1. ## Is there a way to empirically test the tuning of an enclosure?

As the title says, is there an empirical means of finding the tune of an enclosure other than using the math (or box building program) and the enclosure volume, port area and length?

2. ## Re: Is there a way to empirically test the tuning of an enclosure?

You want a way to find a mathematical answer without using math? I guess you could try praying to God for the correct answer. Im really not following what you think you want here.

3. ## Re: Is there a way to empirically test the tuning of an enclosure?

Originally Posted by audioholic
You want a way to find a mathematical answer without using math? I guess you could try praying to God for the correct answer. Im really not following what you think you want here.
No, I'm curious if there's another way to test it other than the math (ie. measuring port mach or something).

4. ## Re: Is there a way to empirically test the tuning of an enclosure?

play test tones , where the subwoofer moves the most is the usual tuning

5. ## Re: Is there a way to empirically test the tuning of an enclosure?

Actually it's where it moves the least. You can test it in the same manner as the T/S parameters are tested, but you need to already know the T/S parameters and then do the math backwards to figure volume. Tuning though is easy, wire a resistor in series and then measure the voltage across the resistor using a series of test tones. Where the voltage drop across the resistor is the least, the impedance of the driver is at its max and that the the resonance point of a ported enclosure. It works exactly the opposite for a sealed box.

6. ## Re: Is there a way to empirically test the tuning of an enclosure?

Originally Posted by helotaxi
Actually it's where it moves the least. You can test it in the same manner as the T/S parameters are tested, but you need to already know the T/S parameters and then do the math backwards to figure volume. Tuning though is easy, wire a resistor in series and then measure the voltage across the resistor using a series of test tones. Where the voltage drop across the resistor is the least, the impedance of the driver is at its max and that the the resonance point of a ported enclosure. It works exactly the opposite for a sealed box.
Yes, do this with the enclosure both outside and inside the car, and notice the difference in frequency and impedance value.

7. ## Re: Is there a way to empirically test the tuning of an enclosure?

Originally Posted by Twistid
play test tones , where the subwoofer moves the most is the usual tuning
Completely and utterly incorrect.

nG

8. ## Re: Is there a way to empirically test the tuning of an enclosure?

It's very simple to just play some tones about .5hz apart and check for the least amount of cone movement.

I usually do this with a signal generator after I finish an enclosure to see how close the final product turned out.

9. ## Re: Is there a way to empirically test the tuning of an enclosure?

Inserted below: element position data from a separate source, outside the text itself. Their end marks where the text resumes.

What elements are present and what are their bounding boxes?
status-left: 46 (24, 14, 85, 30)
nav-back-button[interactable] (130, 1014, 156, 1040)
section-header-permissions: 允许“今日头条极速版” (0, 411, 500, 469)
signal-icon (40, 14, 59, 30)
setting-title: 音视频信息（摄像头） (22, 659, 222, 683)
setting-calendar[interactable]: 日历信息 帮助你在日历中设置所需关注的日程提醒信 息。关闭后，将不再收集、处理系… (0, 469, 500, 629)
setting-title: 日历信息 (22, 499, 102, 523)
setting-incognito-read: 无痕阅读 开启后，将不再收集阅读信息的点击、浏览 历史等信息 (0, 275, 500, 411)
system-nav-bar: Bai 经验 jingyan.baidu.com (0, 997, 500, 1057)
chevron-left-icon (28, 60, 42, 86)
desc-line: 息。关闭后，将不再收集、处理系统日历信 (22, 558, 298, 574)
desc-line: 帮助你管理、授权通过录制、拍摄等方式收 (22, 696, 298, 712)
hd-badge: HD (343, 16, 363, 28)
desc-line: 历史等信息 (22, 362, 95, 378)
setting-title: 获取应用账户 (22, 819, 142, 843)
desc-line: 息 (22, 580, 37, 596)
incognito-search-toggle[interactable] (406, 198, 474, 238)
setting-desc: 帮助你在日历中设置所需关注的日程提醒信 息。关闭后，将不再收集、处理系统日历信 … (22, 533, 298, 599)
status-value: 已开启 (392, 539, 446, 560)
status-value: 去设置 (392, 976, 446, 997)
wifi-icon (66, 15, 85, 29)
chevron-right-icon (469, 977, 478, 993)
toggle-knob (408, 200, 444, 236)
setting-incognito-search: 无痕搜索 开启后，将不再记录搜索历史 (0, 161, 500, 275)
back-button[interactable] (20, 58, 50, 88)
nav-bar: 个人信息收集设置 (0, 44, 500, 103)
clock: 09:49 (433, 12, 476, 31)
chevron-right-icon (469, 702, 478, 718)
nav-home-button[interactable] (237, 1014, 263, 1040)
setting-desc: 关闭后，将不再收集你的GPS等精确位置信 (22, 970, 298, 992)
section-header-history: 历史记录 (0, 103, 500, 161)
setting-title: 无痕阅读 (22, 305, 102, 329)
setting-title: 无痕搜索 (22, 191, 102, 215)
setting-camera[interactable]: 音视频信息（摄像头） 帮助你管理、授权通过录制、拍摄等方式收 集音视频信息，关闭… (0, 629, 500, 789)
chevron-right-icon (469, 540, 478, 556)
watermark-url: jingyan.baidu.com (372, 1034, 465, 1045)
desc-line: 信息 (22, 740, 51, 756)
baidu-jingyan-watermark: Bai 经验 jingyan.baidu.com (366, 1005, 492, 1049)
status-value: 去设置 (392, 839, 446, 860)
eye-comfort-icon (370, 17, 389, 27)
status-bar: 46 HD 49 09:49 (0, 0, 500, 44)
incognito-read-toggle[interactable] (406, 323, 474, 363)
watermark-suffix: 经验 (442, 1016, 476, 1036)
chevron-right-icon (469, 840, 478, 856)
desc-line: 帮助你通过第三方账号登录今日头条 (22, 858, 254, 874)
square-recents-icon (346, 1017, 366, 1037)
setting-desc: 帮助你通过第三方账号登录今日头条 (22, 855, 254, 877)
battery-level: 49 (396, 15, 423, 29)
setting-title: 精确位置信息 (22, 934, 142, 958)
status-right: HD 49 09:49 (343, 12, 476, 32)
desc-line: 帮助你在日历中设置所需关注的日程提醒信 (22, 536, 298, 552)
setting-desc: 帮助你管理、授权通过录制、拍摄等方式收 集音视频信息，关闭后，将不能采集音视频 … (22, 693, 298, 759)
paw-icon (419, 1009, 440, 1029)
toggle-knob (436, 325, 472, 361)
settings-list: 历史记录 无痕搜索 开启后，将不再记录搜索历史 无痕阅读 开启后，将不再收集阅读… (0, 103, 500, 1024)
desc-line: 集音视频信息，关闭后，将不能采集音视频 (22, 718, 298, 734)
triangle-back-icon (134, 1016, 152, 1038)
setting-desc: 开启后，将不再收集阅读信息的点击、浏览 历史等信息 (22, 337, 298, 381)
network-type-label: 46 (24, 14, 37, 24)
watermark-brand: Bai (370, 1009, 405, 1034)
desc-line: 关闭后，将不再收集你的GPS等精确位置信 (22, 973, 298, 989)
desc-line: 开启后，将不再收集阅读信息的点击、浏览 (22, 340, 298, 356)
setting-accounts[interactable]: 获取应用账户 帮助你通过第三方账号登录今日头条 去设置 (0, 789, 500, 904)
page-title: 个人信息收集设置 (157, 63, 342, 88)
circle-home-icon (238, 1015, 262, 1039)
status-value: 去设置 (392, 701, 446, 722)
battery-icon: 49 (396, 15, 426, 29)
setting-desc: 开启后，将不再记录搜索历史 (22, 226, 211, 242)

So the difference in excursion is distinguishable even up to .5 hz I take it then.
Originally Posted by Twistid
play test tones , where the subwoofer moves the most is the usual tuning
No need for me to say it again since it's been said twice

Volenti, so the environment outside of the enclosure affects the impedence rise of the enclosure as well? I thought just the enclosure affected it, but idk

10. ## Re: Is there a way to empirically test the tuning of an enclosure?

Originally Posted by jibberjive

Volenti, so the environment outside of the enclosure affects the impedence rise of the enclosure as well? I thought just the enclosure affected it, but idk
Yes indeed, the last vented enclosure that I did detailed measurements on had a tuning frequency of 47.5hz @ 14.4 ohms impedance (dual 4ohm sub, coils in parallel) in half space (box sitting on the ground) and a tuning frequency of 45hz @ 10.95 ohms rear firing in the boot of my small sedan.

Even bigger changes can be seen in more exotic enclosure designs like transmission lines and horns.

11. ## Re: Is there a way to empirically test the tuning of an enclosure?

Since the car is a small space, the air in the cabin of the car will affect the movement of the cone since it acts as another part of the enclosure. The cabin will thus affect the tuning of the enclosure and the response of the system.

12. ## Re: Is there a way to empirically test the tuning of an enclosure?

Originally Posted by Twistid
play test tones , where the subwoofer moves the most is the usual tuning
You're merely boosting your output in that frequency range, not boosting speaker excursion. A frequency much lower than tuned in a large box will move quite more than the Fb.

13. ## Re: Is there a way to empirically test the tuning of an enclosure?

Originally Posted by Twistid
play test tones , where the subwoofer moves the most is the usual tuning
Here for 3 years and you still have this backwards? Just proves post count means nothing around here.

14. ## Re: Is there a way to empirically test the tuning of an enclosure?

post count just determines how much time u spend on the forum

i've seen people here as long as me with over 10k

15. ## Re: Is there a way to empirically test the tuning of an enclosure?

Originally Posted by Decipha
post count just determines how much time u spend on the forum

i've seen people here as long as me with over 10k
eh, not necessarily. Some people post alot, some don't. I've spent my fair share of time on the forum, yet I don't have an insane high post count.